Rent arrears - third recent ruling in favour of landlords

October 8, 2021
Penny Jar

The High Court has handed down its judgment in the case of London Trocadero (2015) LLP -v- Picturehouse Cinemas Ltd [2021] EWHC 2591 (Ch)[1] by granting summary judgment in favour of the landlord, London Trocadero (2015) LLP in relation to a claim for rent and service charges.  This is the third recent ruling in favour of landlords where the court has been asked to consider similar claims.  Notably, the court rejected the argument that the case should be adjourned pending implementation of the government’s proposals for arbitration.

Background

The tenant held two leases of premises used as a cinema in the Trocadero Centre, London.  The user clause in the leases provided that the premises could only be used as cinema.  

As a result of regulations introduced by the government during the pandemic, the cinema was forced to close for certain periods of time.  The tenant had not paid rent since June 2020 and as a result the landlord sought summary judgment for arrears of rent and service charges to the sum of £2.9 million.  

Members of the Cineworld group sought to defend the landlord’s claim by raising the following arguments:

     1.    that terms should be implied into the leases allowing payment of rent and service charge to be suspended during any period where the use of the premises as a cinema would be illegal and/or during which attendance would not be at a level that the parties would have anticipated when they entered into the leases; and

     2.    there had been a partial failure of consideration on the basis that the payments due under the leases were for the use of the premises as a cinema and therefore no payments should be made for periods where the premises could not be used for their contractual purpose.

The landlord argued that the requirement to pay rent even though the premises cannot be used for their intended purpose does not deprive the leases of business efficacy or mean that they lack commercial or practical coherence.  

Legal Position

Implied Terms

The power of the courts to imply terms into a contract is fairly limited.  The court will not imply a term as a matter of interpretation unless: (i) it is necessary to give business efficacy to the contract and/or (ii) the implied term is so obvious that it goes without saying. It is not enough that a term might be fair or reasonable, nor that the parties would have agreed to it had it been suggested to them.
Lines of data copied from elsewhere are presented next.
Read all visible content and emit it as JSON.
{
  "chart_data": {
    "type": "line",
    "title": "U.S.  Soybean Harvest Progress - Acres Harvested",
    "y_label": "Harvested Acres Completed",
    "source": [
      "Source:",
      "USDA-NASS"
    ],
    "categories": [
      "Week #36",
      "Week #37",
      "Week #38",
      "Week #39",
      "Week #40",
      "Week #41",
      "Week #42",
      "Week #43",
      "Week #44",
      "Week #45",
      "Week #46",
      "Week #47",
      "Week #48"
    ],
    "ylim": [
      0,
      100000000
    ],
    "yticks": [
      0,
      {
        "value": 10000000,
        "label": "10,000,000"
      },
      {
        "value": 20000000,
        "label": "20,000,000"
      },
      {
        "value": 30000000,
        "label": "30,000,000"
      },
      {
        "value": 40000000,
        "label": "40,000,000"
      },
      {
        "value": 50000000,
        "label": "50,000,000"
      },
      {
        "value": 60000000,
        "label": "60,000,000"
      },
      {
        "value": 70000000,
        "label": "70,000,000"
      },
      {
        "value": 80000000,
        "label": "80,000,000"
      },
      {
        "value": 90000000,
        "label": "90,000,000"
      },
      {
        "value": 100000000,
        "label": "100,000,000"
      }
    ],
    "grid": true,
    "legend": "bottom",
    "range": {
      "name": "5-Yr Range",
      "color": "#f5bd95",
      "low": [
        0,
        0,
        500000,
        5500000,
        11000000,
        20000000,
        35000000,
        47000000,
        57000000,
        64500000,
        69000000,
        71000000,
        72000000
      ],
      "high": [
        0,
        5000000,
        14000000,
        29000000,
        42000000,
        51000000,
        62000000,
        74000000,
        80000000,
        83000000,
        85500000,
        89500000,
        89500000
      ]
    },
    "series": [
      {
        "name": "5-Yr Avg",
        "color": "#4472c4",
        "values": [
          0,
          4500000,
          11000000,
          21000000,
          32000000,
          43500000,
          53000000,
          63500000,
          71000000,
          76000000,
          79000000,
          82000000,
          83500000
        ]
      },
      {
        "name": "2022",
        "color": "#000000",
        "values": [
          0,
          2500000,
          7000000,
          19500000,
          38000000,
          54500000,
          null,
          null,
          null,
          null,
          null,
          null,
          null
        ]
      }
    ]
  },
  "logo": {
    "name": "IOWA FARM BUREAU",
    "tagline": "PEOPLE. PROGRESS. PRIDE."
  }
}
The suggested implied terms were: 

     “(a) That if the Permitted Use of the premises by [the tenant] under the leases were to become illegal, then the obligation to pay rent and service charges otherwise due thereunder would be suspended and cease to be payable for that period;

     (b) That the sums due under the leases would only be payable in respect of the period during which the premises could be used for its intended purpose, as a cinema with attendance at a level commensurate with that which the parties would have anticipated at the time that the 1994 Lease and the 2014 Lease were entered into”

The tenant argued that their income would derive from use of the premises as a cinema and that it is both obvious and necessary for business efficacy that rent should not be payable during periods where the premises cannot be used as a cinema.  They went onto make the point that it would be open for the landlord to arrange insurance for loss of rent during the pandemic. The landlord however argued that it would be equally open to the tenant to take its own insurance for business interruption.  

When considering obviousness, the landlord’s position was that as the leases contained express terms providing no warranty for use and permitted suspension of rent in circumstances where the premises become unusable under an insured risk, it cannot be said that it is obvious that the tenant should be excused from paying rent for any period when the premises cannot be used for its intended purpose. Further, it was argued that the second implied term was equally non-obvious because there was no evidence of any forecast attendance levels being discussed by the parties and the length of the leases (more than 25years) meant it was impossible to decide the levels at which rent payments would be suspended.

Failure of Consideration

For a failure of consideration argument to succeed, it must be shown that a party has failed to fulfil its contractual obligations yet received the associated benefit.

The tenant sought to argue that the use of the premises as a cinema was fundamental to the basis of the leases.  The landlord however argued that “the foundation of the lease is simply the grant of a term of years to the tenant in return for the payment of rent and other sums due under the leases…any understanding as to how the premises are intended to be used cannot be fundamental to the basis but… is merely an expectation which motivated a party to enter into a contract”.

Judgment 

It was held that neither of the proposed implied terms met the business efficacy nor obviousness test and were also inconsistent with the express terms of the leases.

Judge Vos said: “In my view, the requirement for the tenant to pay rent even though the premises could not be used for the intended purpose as a result of unforeseen, extraneous events does not deprive the leases of business efficacy or mean that they lack commercial or practical coherence.”  He added: “There is no good commercial reason why the loss should necessarily be borne by the landlord.”

Further, it was held that in light of the existing terms of the leases, the continued use of the premises as a cinema was not the basis for the parties to enter into the contract. Judge Vos highlighted that both parties had considered the allocation of risks within the terms of the lease and the suggested failure of basis would interfere with the agreed allocation.

Comment

This case highlights the stringent threshold that must be met to imply terms into a contract and the importance of the intent of parties when entering into a lease.  

The case supports previous decisions in favour of landlords seeking to recover arrears or rent and service charges during periods where tenants have been unable to trade from their premises as a result of the restrictions put in place by the government due to Covid-19.